Interpretability

Interpretability (also explainability) in machine learning is the attempt to characterize, in human-comprehensible terms, what a trained model has learned and why it produces the outputs it does. It is the response to a structural problem: machine learning models, particularly deep neural networks, are optimized to minimize loss functions, not to produce human-readable justifications. Their internal computations — billions of matrix multiplications across layers — resist introspection.

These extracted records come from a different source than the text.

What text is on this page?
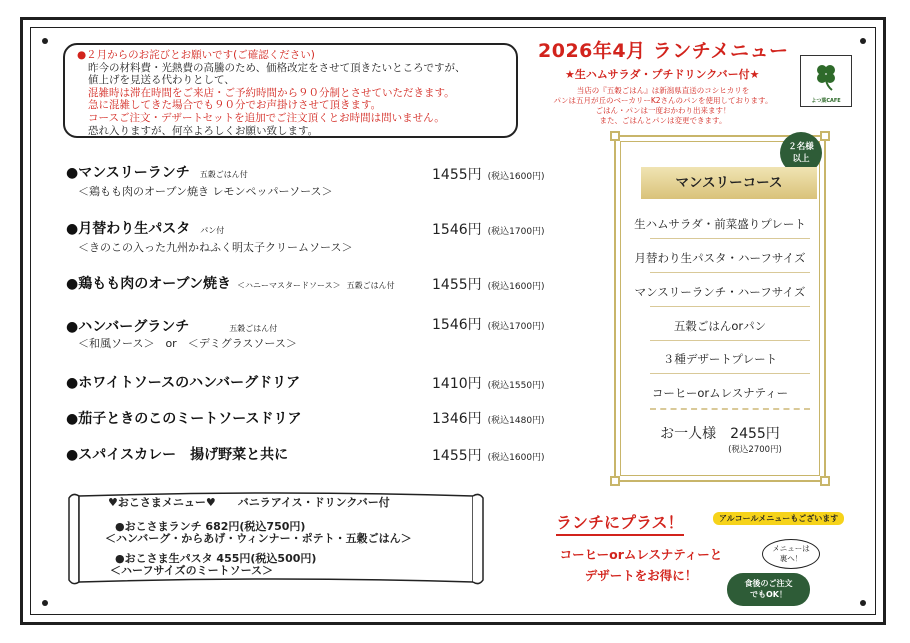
●２月からのお詫びとお願いです(ご確認ください)
昨今の材料費・光熱費の高騰のため、価格改定をさせて頂きたいところですが、
値上げを見送る代わりとして、
混雑時は滞在時間をご来店・ご予約時間から９０分制とさせていただきます。
急に混雑してきた場合でも９０分でお声掛けさせて頂きます。
コースご注文・デザートセットを追加でご注文頂くとお時間は問いません。
恐れ入りますが、何卒よろしくお願い致します。
2026年4月 ランチメニュー
★生ハムサラダ・プチドリンクバー付★
当店の『五穀ごはん』は新潟県直送のコシヒカリを
パンは五月が丘のベーカリーK2さんのパンを使用しております。
ごはん・パンは一度おかわり出来ます！
また、ごはんとパンは変更できます。
よつ葉CAFE
●マンスリーランチ 五穀ごはん付
＜鶏もも肉のオーブン焼き レモンペッパーソース＞
1455円 (税込1600円)
●月替わり生パスタ パン付
＜きのこの入った九州かねふく明太子クリームソース＞
1546円 (税込1700円)
●鶏もも肉のオーブン焼き ＜ハニーマスタードソース＞ 五穀ごはん付	1455円 (税込1600円)
●ハンバーグランチ	五穀ごはん付
＜和風ソース＞　or　＜デミグラスソース＞
1546円 (税込1700円)
●ホワイトソースのハンバーグドリア	1410円 (税込1550円)
●茄子ときのこのミートソースドリア	1346円 (税込1480円)
●スパイスカレー　揚げ野菜と共に	1455円 (税込1600円)
２名様
以上
マンスリーコース
生ハムサラダ・前菜盛りプレート
月替わり生パスタ・ハーフサイズ
マンスリーランチ・ハーフサイズ
五穀ごはんorパン
３種デザートプレート
コーヒーorムレスナティー
お一人様　2455円
(税込2700円)
♥おこさまメニュー♥　　バニラアイス・ドリンクバー付
●おこさまランチ 682円(税込750円)
＜ハンバーグ・からあげ・ウィンナー・ポテト・五穀ごはん＞
●おこさま生パスタ 455円(税込500円)
＜ハーフサイズのミートソース＞
ランチにプラス！	アルコールメニューもございます
コーヒーorムレスナティーと
デザートをお得に！
メニューは
裏へ！
食後のご注文
でもOK！
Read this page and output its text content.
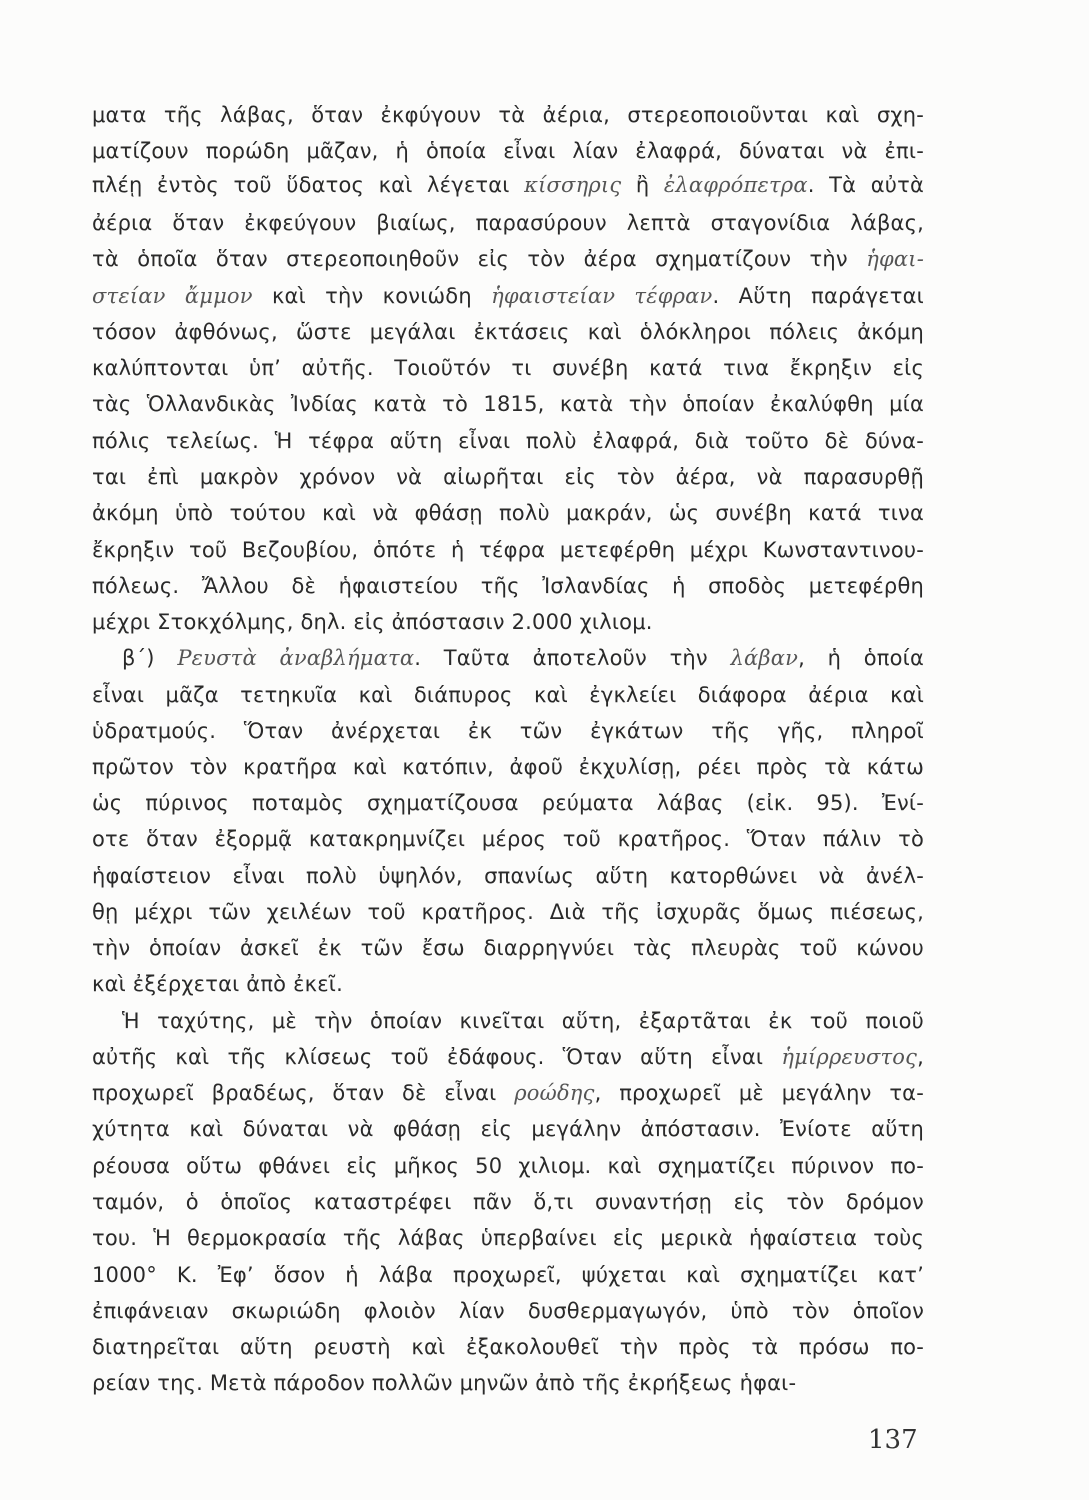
ματα τῆς λάβας, ὅταν ἐκφύγουν τὰ ἀέρια, στερεοποιοῦνται καὶ σχη-
ματίζουν πορώδη μᾶζαν, ἡ ὁποία εἶναι λίαν ἐλαφρά, δύναται νὰ ἐπι-
πλέῃ ἐντὸς τοῦ ὕδατος καὶ λέγεται κίσσηρις ἢ ἐλαφρόπετρα. Τὰ αὐτὰ
ἀέρια ὅταν ἐκφεύγουν βιαίως, παρασύρουν λεπτὰ σταγονίδια λάβας,
τὰ ὁποῖα ὅταν στερεοποιηθοῦν εἰς τὸν ἀέρα σχηματίζουν τὴν ἡφαι-
στείαν ἄμμον καὶ τὴν κονιώδη ἡφαιστείαν τέφραν. Αὕτη παράγεται
τόσον ἀφθόνως, ὥστε μεγάλαι ἐκτάσεις καὶ ὁλόκληροι πόλεις ἀκόμη
καλύπτονται ὑπ’ αὐτῆς. Τοιοῦτόν τι συνέβη κατά τινα ἔκρηξιν εἰς
τὰς Ὁλλανδικὰς Ἰνδίας κατὰ τὸ 1815, κατὰ τὴν ὁποίαν ἐκαλύφθη μία
πόλις τελείως. Ἡ τέφρα αὕτη εἶναι πολὺ ἐλαφρά, διὰ τοῦτο δὲ δύνα-
ται ἐπὶ μακρὸν χρόνον νὰ αἰωρῆται εἰς τὸν ἀέρα, νὰ παρασυρθῇ
ἀκόμη ὑπὸ τούτου καὶ νὰ φθάσῃ πολὺ μακράν, ὡς συνέβη κατά τινα
ἔκρηξιν τοῦ Βεζουβίου, ὁπότε ἡ τέφρα μετεφέρθη μέχρι Κωνσταντινου-
πόλεως. Ἄλλου δὲ ἡφαιστείου τῆς Ἰσλανδίας ἡ σποδὸς μετεφέρθη
μέχρι Στοκχόλμης, δηλ. εἰς ἀπόστασιν 2.000 χιλιομ.
β΄) Ρευστὰ ἀναβλήματα. Ταῦτα ἀποτελοῦν τὴν λάβαν, ἡ ὁποία
εἶναι μᾶζα τετηκυῖα καὶ διάπυρος καὶ ἐγκλείει διάφορα ἀέρια καὶ
ὑδρατμούς. Ὅταν ἀνέρχεται ἐκ τῶν ἐγκάτων τῆς γῆς, πληροῖ
πρῶτον τὸν κρατῆρα καὶ κατόπιν, ἀφοῦ ἐκχυλίσῃ, ρέει πρὸς τὰ κάτω
ὡς πύρινος ποταμὸς σχηματίζουσα ρεύματα λάβας (εἰκ. 95). Ἐνί-
οτε ὅταν ἐξορμᾷ κατακρημνίζει μέρος τοῦ κρατῆρος. Ὅταν πάλιν τὸ
ἡφαίστειον εἶναι πολὺ ὑψηλόν, σπανίως αὕτη κατορθώνει νὰ ἀνέλ-
θῃ μέχρι τῶν χειλέων τοῦ κρατῆρος. Διὰ τῆς ἰσχυρᾶς ὅμως πιέσεως,
τὴν ὁποίαν ἀσκεῖ ἐκ τῶν ἔσω διαρρηγνύει τὰς πλευρὰς τοῦ κώνου
καὶ ἐξέρχεται ἀπὸ ἐκεῖ.
Ἡ ταχύτης, μὲ τὴν ὁποίαν κινεῖται αὕτη, ἐξαρτᾶται ἐκ τοῦ ποιοῦ
αὐτῆς καὶ τῆς κλίσεως τοῦ ἐδάφους. Ὅταν αὕτη εἶναι ἡμίρρευστος,
προχωρεῖ βραδέως, ὅταν δὲ εἶναι ροώδης, προχωρεῖ μὲ μεγάλην τα-
χύτητα καὶ δύναται νὰ φθάσῃ εἰς μεγάλην ἀπόστασιν. Ἐνίοτε αὕτη
ρέουσα οὕτω φθάνει εἰς μῆκος 50 χιλιομ. καὶ σχηματίζει πύρινον πο-
ταμόν, ὁ ὁποῖος καταστρέφει πᾶν ὅ,τι συναντήσῃ εἰς τὸν δρόμον
του. Ἡ θερμοκρασία τῆς λάβας ὑπερβαίνει εἰς μερικὰ ἡφαίστεια τοὺς
1000° Κ. Ἐφ’ ὅσον ἡ λάβα προχωρεῖ, ψύχεται καὶ σχηματίζει κατ’
ἐπιφάνειαν σκωριώδη φλοιὸν λίαν δυσθερμαγωγόν, ὑπὸ τὸν ὁποῖον
διατηρεῖται αὕτη ρευστὴ καὶ ἐξακολουθεῖ τὴν πρὸς τὰ πρόσω πο-
ρείαν της. Μετὰ πάροδον πολλῶν μηνῶν ἀπὸ τῆς ἐκρήξεως ἡφαι-
137
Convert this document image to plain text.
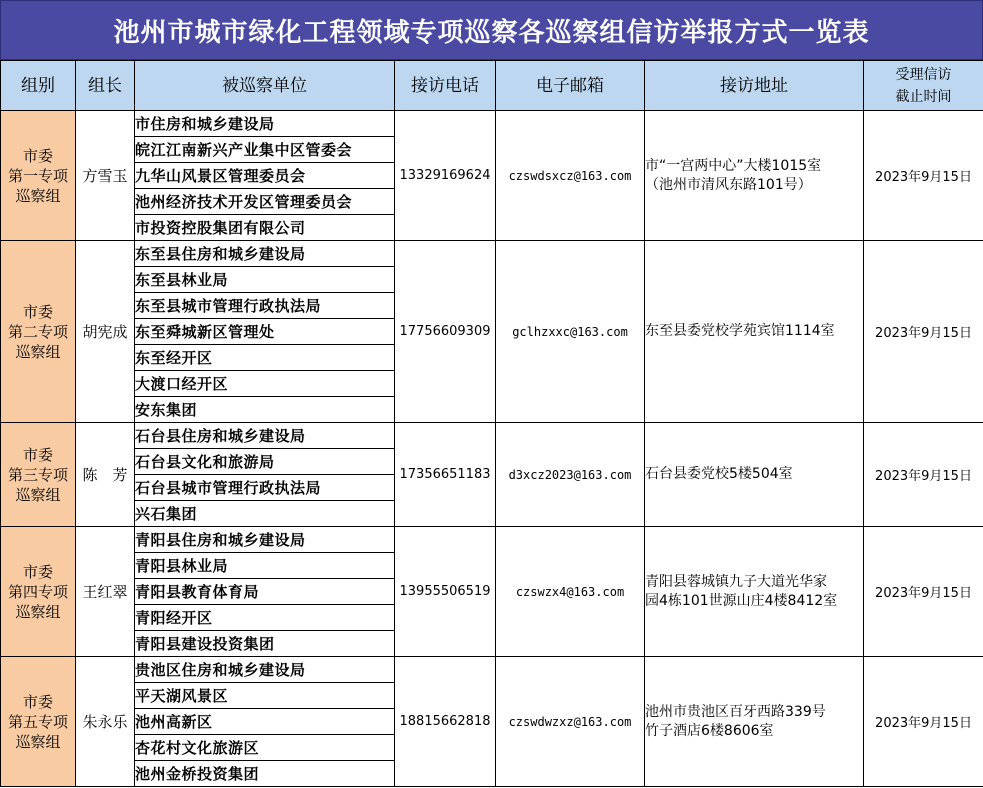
池州市城市绿化工程领域专项巡察各巡察组信访举报方式一览表
组别	组长	被巡察单位	接访电话	电子邮箱	接访地址	受理信访
截止时间
市委
第一专项
巡察组	方雪玉	市住房和城乡建设局	13329169624	czswdsxcz@163.com	市“一宫两中心”大楼1015室
（池州市清风东路101号）	2023年9月15日
		皖江江南新兴产业集中区管委会				
		九华山风景区管理委员会				
		池州经济技术开发区管理委员会				
		市投资控股集团有限公司				
市委
第二专项
巡察组	胡宪成	东至县住房和城乡建设局	17756609309	gclhzxxc@163.com	东至县委党校学苑宾馆1114室	2023年9月15日
		东至县林业局				
		东至县城市管理行政执法局				
		东至舜城新区管理处				
		东至经开区				
		大渡口经开区				
		安东集团				
市委
第三专项
巡察组	陈　芳	石台县住房和城乡建设局	17356651183	d3xcz2023@163.com	石台县委党校5楼504室	2023年9月15日
		石台县文化和旅游局				
		石台县城市管理行政执法局				
		兴石集团				
市委
第四专项
巡察组	王红翠	青阳县住房和城乡建设局	13955506519	czswzx4@163.com	青阳县蓉城镇九子大道光华家
园4栋101世源山庄4楼8412室	2023年9月15日
		青阳县林业局				
		青阳县教育体育局				
		青阳经开区				
		青阳县建设投资集团				
市委
第五专项
巡察组	朱永乐	贵池区住房和城乡建设局	18815662818	czswdwzxz@163.com	池州市贵池区百牙西路339号
竹子酒店6楼8606室	2023年9月15日
		平天湖风景区				
		池州高新区				
		杏花村文化旅游区				
		池州金桥投资集团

The field divides into approaches. Post-hoc interpretation applies analysis methods to trained models without modifying them: attention visualization, feature attribution (SHAP, LIME, integrated gradients), probing classifiers, and mechanistic interpretability (circuit identification). These methods produce outputs that look like explanations. Whether they are explanations — whether they identify the model's actual computational reasons for its outputs — is contested. An attention map that highlights the word 'not' does not tell you what the model did with that information; it tells you that the word was attended to.

Mechanistic interpretability (Anthropic, Olah et al.) attempts to reverse-engineer the algorithms implemented in neural network weights — to find, in circuits of neurons, identifiable computations analogous to known algorithms. Success in small transformer models: induction heads implementing in-context learning, curve detectors, frequency features. In large models: partial success with decreasing density. The project assumes that models implement interpretable algorithms; this assumption may not scale.

The gap between interpretability research and practical deployment is large. Regulatory frameworks (algorithmic accountability law, EU AI Act) require explanations for automated decisions. The explanations that interpretability methods provide are not the explanations that regulation intends: a SHAP value distribution is not a reason, in the sense that a human could evaluate and contest. The demand for explainable AI is a political demand being met with technical proxies. Those proxies satisfy the form of accountability while bypassing its substance.